Mürüvet: Dördüncü dalga gelirse ne yapmak gerekir?
Nurcan: Dördüncü dalganın geleceği ön görülüyor. Şimdiden tedbir almalıyız. Daha tecrübeliyiz. Daha rahat geçecek. Daha önce nasıl bir şey olduğunu bilmiyorduk. Biz de alıştık. Dışarı çıkmak istemiyoruz. Deneyimlerimizden sonuç çıkarabiliriz. Bizi rahatsız eden durumlara bir çözüm üretebiliriz. Örneğin uzaktan ders anlatım konusunda daha tecrübeli olduk. Sosyal yönden de daha etkin olabilir, yaratıcı şeyler yapabiliriz.

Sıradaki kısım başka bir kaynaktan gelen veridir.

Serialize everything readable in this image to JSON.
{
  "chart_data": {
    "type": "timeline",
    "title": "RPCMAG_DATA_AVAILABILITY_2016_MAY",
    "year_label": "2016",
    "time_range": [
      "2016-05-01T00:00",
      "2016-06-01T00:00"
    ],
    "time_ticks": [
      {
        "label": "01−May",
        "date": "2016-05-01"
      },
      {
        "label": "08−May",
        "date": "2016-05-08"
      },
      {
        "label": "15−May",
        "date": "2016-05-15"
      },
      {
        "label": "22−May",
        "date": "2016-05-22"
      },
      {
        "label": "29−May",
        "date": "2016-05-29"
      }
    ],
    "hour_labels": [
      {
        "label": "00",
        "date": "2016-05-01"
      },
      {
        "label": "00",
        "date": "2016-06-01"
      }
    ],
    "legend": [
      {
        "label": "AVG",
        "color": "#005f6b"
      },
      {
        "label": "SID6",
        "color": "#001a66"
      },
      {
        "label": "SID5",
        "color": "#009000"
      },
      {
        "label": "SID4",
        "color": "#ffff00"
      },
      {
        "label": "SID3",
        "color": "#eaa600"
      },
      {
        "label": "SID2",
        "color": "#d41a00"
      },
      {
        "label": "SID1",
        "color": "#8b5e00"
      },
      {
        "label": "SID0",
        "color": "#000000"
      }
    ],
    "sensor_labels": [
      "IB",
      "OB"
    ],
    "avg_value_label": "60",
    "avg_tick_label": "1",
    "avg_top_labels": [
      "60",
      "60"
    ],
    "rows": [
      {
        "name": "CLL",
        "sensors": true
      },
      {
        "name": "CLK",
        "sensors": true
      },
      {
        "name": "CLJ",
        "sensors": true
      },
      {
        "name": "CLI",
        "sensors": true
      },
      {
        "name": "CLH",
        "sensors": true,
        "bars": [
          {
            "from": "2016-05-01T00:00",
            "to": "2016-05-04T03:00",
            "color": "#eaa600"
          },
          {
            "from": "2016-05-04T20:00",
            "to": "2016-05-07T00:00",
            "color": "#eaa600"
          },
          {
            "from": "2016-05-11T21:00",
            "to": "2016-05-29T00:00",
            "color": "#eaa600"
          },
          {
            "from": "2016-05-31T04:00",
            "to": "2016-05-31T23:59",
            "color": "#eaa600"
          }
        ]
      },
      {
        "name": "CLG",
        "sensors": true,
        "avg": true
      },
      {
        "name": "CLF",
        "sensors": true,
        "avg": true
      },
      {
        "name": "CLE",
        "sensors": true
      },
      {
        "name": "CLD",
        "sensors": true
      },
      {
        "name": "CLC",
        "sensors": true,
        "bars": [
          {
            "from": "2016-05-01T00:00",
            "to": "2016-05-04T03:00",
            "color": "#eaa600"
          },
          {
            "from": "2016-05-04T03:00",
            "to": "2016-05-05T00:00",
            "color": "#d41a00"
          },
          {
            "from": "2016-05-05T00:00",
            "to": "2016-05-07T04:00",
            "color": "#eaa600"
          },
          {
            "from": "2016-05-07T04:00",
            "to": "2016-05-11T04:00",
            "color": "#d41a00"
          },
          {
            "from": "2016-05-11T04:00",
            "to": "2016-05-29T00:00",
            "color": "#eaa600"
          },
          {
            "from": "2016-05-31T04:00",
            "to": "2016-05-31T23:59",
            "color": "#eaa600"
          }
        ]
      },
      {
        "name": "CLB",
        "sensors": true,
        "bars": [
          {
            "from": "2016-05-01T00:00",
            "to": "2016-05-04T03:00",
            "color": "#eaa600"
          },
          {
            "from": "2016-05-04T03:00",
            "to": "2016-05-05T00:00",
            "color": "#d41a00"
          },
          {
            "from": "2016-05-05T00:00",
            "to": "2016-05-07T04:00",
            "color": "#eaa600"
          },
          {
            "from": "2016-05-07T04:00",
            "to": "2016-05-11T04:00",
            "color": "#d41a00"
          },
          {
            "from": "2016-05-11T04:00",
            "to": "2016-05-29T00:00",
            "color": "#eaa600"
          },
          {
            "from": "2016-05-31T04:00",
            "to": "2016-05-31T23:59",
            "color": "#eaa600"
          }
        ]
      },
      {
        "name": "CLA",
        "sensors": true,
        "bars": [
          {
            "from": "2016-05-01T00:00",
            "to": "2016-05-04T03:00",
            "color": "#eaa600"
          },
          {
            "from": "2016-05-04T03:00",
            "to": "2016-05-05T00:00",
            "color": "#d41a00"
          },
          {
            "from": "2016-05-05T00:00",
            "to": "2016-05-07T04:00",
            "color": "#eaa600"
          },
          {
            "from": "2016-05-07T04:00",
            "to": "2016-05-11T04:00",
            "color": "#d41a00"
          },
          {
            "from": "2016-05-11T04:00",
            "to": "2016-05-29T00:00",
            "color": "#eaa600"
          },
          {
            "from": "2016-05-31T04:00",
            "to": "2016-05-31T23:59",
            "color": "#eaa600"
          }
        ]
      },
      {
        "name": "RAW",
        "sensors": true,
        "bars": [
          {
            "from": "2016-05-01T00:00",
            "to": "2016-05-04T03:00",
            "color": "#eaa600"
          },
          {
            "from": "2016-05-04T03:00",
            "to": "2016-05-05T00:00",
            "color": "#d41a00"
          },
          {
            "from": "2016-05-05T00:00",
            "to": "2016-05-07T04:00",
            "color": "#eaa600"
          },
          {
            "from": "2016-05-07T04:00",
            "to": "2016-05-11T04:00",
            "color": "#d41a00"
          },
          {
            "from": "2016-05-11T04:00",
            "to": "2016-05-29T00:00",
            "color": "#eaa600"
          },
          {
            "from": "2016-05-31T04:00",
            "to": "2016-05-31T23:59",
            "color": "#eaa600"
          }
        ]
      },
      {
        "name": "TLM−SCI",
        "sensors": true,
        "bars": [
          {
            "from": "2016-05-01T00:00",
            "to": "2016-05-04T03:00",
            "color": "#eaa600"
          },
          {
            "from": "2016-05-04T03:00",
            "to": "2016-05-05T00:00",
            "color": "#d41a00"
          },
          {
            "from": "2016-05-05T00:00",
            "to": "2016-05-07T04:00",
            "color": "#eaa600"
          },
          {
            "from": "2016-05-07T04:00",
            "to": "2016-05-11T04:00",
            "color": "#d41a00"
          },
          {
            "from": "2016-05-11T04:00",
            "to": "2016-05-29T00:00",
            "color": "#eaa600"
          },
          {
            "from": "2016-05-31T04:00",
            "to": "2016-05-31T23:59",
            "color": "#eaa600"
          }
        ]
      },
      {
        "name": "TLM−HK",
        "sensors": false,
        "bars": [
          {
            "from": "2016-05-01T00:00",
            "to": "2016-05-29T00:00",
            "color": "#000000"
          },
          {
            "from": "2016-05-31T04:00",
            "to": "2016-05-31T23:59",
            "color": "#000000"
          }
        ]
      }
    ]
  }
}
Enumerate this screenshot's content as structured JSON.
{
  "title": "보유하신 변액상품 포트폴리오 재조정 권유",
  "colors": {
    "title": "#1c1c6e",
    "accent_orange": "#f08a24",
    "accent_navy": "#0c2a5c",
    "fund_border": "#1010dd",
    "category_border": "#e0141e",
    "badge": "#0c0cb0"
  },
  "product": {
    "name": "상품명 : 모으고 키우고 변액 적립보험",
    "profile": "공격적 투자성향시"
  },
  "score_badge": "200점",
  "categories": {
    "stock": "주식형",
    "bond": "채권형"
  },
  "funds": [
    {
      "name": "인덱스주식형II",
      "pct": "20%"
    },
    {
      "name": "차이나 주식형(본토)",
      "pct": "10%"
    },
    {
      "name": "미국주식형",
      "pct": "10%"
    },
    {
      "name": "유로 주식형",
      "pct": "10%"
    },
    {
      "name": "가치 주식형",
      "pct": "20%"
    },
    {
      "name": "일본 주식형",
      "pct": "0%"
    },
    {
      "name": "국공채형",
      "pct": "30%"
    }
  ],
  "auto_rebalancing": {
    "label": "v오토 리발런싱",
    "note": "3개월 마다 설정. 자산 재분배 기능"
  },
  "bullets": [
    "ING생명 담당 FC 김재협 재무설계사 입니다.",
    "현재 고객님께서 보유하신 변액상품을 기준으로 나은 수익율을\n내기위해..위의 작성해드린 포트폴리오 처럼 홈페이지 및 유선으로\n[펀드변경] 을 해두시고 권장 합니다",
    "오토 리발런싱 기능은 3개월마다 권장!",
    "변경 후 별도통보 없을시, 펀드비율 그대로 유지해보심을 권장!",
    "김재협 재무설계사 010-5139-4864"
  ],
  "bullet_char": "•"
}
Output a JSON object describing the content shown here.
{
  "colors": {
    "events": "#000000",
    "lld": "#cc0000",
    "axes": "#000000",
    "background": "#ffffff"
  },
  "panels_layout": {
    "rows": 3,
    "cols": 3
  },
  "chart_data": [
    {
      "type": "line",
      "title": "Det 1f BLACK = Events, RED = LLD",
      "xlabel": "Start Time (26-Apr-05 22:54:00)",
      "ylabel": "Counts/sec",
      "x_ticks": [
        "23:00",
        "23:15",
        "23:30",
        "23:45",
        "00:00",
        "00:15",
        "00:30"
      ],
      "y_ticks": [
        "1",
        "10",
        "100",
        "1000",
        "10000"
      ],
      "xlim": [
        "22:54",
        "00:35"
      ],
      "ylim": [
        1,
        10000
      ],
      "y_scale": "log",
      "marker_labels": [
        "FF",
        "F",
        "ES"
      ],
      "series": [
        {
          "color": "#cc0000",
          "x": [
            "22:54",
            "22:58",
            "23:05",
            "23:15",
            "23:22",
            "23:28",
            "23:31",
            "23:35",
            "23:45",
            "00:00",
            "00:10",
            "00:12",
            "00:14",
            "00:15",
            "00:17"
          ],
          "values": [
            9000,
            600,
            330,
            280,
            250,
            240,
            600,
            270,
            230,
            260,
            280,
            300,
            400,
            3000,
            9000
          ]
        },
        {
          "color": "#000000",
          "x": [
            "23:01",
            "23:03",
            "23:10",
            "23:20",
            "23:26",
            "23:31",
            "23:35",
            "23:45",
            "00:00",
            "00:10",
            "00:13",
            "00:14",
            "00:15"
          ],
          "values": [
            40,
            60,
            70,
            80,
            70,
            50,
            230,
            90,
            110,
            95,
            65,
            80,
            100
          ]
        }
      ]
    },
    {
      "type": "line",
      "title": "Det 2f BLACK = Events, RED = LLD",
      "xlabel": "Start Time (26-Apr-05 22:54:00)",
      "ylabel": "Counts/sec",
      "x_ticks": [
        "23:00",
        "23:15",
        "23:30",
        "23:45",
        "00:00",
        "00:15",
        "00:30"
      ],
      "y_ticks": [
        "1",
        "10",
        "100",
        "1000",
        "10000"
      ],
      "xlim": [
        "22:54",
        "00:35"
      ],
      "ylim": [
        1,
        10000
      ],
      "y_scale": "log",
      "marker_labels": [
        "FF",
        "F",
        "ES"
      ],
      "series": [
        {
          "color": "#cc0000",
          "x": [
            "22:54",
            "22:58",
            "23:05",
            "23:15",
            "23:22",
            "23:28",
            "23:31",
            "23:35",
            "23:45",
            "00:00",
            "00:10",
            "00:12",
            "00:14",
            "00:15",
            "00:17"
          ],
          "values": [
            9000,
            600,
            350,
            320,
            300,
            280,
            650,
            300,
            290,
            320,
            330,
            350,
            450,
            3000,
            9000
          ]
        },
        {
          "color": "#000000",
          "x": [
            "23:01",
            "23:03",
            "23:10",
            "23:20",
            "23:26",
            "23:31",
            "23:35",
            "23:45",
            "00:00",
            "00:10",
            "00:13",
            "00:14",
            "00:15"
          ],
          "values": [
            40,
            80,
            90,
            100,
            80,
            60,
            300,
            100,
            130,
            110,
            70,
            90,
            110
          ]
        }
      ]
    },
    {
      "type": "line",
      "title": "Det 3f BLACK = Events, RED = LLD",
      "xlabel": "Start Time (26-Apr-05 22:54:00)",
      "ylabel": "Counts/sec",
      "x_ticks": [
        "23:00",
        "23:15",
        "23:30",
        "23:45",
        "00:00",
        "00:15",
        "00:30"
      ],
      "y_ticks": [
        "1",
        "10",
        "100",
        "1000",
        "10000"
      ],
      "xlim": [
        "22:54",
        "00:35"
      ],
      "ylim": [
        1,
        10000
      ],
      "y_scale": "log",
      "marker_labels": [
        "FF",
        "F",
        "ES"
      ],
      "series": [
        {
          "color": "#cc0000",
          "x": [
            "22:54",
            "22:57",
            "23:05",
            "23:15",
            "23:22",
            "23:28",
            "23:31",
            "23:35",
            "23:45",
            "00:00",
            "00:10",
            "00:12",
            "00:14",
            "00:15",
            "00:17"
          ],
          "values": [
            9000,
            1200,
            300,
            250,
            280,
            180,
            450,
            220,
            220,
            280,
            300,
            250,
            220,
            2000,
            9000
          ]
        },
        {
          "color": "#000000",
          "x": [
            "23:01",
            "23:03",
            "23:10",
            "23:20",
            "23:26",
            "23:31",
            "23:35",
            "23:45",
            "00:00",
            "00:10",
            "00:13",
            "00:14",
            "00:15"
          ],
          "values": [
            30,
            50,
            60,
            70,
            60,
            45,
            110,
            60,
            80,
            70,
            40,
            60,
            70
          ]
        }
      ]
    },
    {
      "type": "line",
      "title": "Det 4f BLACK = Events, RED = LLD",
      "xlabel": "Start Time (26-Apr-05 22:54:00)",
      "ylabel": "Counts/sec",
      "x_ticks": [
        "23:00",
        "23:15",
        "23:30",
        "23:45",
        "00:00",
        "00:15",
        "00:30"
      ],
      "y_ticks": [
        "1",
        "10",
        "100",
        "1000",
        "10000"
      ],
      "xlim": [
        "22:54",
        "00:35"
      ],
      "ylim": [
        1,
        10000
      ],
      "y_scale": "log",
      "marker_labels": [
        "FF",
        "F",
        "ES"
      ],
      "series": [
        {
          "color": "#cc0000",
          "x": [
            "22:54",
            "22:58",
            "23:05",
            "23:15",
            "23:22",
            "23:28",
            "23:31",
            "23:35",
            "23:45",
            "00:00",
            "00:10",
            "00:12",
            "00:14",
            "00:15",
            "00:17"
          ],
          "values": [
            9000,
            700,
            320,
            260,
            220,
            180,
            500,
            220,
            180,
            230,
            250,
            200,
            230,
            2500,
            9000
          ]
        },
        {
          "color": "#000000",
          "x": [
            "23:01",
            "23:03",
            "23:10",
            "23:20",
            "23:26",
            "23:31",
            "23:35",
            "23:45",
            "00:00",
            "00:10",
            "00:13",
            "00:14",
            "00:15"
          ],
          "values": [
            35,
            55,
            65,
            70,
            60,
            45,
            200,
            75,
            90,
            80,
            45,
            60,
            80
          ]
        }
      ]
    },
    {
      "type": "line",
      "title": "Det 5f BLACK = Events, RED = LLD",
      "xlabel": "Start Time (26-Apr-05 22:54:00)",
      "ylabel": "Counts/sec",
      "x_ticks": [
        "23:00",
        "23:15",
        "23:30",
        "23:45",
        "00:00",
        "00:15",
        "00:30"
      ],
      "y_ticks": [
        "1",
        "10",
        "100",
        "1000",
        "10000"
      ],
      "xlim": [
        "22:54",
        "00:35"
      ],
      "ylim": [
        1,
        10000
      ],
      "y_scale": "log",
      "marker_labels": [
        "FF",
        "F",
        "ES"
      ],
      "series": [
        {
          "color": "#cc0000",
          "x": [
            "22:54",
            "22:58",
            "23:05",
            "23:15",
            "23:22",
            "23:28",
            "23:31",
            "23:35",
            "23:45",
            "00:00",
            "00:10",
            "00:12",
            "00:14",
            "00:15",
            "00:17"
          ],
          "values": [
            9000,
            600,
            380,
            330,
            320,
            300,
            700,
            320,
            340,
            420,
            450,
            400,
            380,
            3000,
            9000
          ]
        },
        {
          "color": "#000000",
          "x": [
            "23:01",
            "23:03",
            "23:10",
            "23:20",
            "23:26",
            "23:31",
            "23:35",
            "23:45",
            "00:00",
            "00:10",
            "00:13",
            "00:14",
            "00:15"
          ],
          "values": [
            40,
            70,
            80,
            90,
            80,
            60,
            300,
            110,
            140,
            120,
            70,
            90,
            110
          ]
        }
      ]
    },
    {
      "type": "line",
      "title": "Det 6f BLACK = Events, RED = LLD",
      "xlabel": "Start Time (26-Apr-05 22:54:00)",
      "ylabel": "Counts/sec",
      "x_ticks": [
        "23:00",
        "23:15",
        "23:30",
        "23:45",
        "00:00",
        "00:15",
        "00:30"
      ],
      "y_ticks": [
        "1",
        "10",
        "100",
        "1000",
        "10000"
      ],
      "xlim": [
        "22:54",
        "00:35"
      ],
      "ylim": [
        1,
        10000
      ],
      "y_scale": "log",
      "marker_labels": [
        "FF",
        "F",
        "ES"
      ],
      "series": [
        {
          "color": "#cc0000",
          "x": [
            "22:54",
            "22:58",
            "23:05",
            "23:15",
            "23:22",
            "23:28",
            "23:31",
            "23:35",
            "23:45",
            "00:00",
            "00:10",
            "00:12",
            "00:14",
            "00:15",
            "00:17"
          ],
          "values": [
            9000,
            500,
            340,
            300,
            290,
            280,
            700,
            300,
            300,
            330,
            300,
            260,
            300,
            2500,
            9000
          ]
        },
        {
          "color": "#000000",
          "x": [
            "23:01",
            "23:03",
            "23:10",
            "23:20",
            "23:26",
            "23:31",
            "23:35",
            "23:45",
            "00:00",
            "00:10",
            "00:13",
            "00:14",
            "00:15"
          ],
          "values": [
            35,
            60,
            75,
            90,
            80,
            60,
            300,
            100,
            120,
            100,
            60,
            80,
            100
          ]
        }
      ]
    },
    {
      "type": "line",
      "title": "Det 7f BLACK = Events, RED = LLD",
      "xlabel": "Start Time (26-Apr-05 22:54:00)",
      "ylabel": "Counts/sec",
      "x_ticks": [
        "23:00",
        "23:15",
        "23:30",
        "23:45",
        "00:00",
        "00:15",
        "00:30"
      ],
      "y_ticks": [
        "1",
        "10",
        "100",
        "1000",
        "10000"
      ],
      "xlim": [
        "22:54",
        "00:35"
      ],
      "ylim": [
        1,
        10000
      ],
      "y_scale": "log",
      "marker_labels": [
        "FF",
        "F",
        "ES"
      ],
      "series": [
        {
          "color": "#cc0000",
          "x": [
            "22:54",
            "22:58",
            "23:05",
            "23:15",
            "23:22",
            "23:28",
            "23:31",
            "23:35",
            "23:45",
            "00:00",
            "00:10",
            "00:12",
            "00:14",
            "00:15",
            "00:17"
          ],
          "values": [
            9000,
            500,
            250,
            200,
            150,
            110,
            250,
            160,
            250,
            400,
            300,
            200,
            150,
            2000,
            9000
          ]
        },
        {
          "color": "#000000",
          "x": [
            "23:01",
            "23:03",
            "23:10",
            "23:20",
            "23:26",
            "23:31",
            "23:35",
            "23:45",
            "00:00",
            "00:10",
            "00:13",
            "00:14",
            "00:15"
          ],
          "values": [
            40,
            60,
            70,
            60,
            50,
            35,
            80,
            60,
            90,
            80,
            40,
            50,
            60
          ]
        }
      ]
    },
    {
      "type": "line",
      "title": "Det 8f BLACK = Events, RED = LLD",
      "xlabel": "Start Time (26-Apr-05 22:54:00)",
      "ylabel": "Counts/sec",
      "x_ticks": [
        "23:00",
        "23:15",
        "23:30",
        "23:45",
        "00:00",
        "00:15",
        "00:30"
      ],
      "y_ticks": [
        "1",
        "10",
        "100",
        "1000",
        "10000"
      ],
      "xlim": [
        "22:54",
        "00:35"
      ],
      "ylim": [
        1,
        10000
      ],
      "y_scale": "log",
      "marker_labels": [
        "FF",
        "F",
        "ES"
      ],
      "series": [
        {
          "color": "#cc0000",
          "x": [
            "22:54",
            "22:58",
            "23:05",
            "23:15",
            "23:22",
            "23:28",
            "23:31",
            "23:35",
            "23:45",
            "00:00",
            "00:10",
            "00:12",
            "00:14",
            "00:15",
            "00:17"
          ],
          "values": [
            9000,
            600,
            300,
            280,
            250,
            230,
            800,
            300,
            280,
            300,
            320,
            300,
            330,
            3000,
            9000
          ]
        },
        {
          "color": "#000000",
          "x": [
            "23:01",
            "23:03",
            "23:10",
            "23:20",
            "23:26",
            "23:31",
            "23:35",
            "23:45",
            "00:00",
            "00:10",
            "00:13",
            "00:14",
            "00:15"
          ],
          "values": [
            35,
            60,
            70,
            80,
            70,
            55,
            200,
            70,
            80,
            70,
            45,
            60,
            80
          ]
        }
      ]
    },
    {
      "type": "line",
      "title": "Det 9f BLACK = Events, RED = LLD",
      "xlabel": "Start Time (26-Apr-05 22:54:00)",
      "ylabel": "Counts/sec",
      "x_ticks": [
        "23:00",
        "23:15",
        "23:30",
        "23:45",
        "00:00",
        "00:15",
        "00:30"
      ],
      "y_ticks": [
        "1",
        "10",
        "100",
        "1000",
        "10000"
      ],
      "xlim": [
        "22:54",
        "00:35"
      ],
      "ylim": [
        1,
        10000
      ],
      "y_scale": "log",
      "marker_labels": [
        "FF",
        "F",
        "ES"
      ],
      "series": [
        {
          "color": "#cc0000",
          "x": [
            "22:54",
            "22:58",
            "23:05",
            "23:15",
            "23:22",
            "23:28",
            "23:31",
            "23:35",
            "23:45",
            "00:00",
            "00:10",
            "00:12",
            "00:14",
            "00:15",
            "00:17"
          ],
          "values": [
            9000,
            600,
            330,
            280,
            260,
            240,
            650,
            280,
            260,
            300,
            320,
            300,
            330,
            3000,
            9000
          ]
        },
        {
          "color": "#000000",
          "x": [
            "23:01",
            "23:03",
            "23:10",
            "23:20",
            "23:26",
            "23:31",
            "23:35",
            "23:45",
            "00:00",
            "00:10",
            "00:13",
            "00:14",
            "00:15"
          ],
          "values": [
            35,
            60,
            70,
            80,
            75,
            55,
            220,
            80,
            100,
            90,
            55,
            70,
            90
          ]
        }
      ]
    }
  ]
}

Eve kapanıldığında bu süreci daha verimli nasıl geçirmek gerekir buna kafa yormak gerekir. Zoom üzerinden daha sık bir araya gelebiliriz. Kitap okuyup tartışabiliriz. Bunları daha programlı yapabiliriz.
Mürüvet: “Çok bunaldım” diyerek de bir araya gelinebilinir.
Aynur: Pazartesiden başlayan cumaya kadar süren eğitimlerim vardı. Ondan mı bilmiyorum. Hala kitap okumakta zorlanıyorum. dikkat sorunu yaşıyorum. Pandemi döneminde bunu nasıl çözeceğim konusu bir muamma. Haberleri yazılı okumak yerine yorumları dinliyorum. Bu bir anlamda sohbet ihtiyacını karşılıyor. Hala nasıl dikkatimi toparlayacağım? Bir cevabım yok.
Helin: Benim alanım okul öncesi olduğu için oldukça fazla zamanım oldu. Ben de online olarak bir şeyler izlemekten bıktım. Bir şeyi oturup uzun süre izleyemiyorum. Karantinayı hala sıkı uyguluyoruz. 3 temmuz günü eve geldim. Üç hafta boyunca evden çıkmadım. Sadece sigara almak için çıktım. Hatta bir arkadaşım Helin devlet yasakları kaldırdı. Sen niye kendine yasak koyuyorsun, diye takıldı. Ben niye çıkmıyorum, hem nem çok fazla hem İstanbul daha kalabalık. Biraz da koruma amaçlı dışarı çıkmıyorum.
Aynur: Süreç devam edecekse -ki öyle görünüyor- boyun fıtığı, bel ağrıları gibi rahatsızlıkların meslek hastalığı olarak kabul edilmesi gerekir.
Mürüvet: Ben geleceği Aynur’un yaşantı olarak deneyimlediği yerden almak istiyorum. Kadın dayanışmasından, yaratıcı ve özgürleştirici işler hele esnek üretime ve parça başı çalışmaya karşı durarak ve eğlenerek yol alabiliriz diyorum.